HIGH
FLIGHT
Sent by Brett Weber
Oh, I have slipped the surly
bonds of earth
And danced the skies on laughter-silvered wings;
Sunward I've climbed, and joined the tumbling mirth
Of
sun-split clouds -
and done a hundred things
You have not dreamed of -
wheeled and soared and swung
High in
the sunlit silence. Hov'ring there,
I've chased the shouting wind along, and flung
My eager craft through footless halls
of air.
Up, up the long, delirious burning blue
I've topped the windswept heights with easy grace
Where never lark,
or even eagle flew.
And, while with silent, lifting mind I've trod
The high untrespassed sanctity of space,
Put out
my hand, and touched the face of God.
Note: During the dark days of the
Battle of Britain, hundreds of Americans crossed the border into Canada to enlist with the Royal Canadian Air Force. Knowingly
breaking the law, but with the tacit approval of the then still officially neutral United States Government, they volunteered
to fight Hitler's Germany.
John Gillespie Magee, Jr., was one
such American. Born in Shanghai, China, in 1922, Magee was just 18 years old when he entered flight training. Within the year,
he was sent to England and posted to the newly formed No 412 Fighter Squadron, RCAF, which was activated at Digby, England,
on 30 June 1941. He was qualified on and flew the Supermarine Spitfire.
Flying fighter sweeps over France
and air defence over England against the German Luftwaffe, he rose to the rank of Pilot Officer. At the time, German bombers
were crossing the English Channel with great regularity to attack Britain's cities and factories. Although the dark days of
the Battle of Britain were over, the Luftwaffe was still on the job of keeping up the pressure on British industry and the
country.
On September 3, 1941, Magee flew
a high altitude (30,000 feet) test flight in a newer model of the Spitfire V. As he orbited and climbed upward, he was struck
with the inspiration of a poem - "To touch the face of God."

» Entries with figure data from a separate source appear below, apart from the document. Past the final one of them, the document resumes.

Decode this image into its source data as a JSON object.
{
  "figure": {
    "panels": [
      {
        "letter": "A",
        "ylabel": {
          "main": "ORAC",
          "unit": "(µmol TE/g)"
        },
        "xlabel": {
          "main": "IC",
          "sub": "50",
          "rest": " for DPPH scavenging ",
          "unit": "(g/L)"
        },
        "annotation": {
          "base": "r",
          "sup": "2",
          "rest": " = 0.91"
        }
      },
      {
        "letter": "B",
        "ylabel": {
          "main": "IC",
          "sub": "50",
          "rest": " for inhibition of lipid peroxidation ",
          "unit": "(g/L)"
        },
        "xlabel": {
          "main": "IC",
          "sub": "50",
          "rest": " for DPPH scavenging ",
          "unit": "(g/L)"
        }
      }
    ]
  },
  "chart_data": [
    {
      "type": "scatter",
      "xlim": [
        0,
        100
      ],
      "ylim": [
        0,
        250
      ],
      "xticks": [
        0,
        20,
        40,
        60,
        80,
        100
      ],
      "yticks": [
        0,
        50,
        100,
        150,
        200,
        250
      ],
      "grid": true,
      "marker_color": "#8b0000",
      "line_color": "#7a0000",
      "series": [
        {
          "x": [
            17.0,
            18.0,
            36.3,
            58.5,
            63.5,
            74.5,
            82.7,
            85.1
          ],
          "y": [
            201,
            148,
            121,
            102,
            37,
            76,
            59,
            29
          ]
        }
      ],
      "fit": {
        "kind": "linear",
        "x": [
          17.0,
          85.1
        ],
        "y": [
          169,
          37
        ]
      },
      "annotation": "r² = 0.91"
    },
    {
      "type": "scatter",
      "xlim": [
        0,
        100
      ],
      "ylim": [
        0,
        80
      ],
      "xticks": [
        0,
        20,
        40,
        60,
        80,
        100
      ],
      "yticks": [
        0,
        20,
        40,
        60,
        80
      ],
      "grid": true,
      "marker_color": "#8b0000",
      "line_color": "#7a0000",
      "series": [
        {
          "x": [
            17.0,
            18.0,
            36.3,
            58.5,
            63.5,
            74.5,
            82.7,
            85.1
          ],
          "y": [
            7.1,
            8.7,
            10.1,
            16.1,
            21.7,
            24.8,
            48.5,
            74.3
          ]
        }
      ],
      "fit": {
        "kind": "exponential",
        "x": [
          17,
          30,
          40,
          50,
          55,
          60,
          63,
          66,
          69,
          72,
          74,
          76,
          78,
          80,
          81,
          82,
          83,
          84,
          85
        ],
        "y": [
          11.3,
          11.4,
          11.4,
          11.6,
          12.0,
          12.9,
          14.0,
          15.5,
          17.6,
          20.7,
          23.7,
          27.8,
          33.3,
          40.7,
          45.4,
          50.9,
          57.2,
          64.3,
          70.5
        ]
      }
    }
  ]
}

Once back on the ground, he wrote
a letter to his parents. In it he commented, "I am enclosing a verse I wrote the other day. It started at 30,000 feet, and
was finished soon after I landed." On the back of the letter, he jotted down his poem, "High Flight."
Just three months later, on December
11, 1941 (and only three days after the US entered the war), Pilot Officer John Gillespie Magee, Jr., was killed. The Spitfire
V he was flying, VZ-H, collided with an Oxford Trainer from Cranwell Airfield while over Tangmere, England. The two planes
were flying in the clouds and neither saw the other. He was just 19 years old.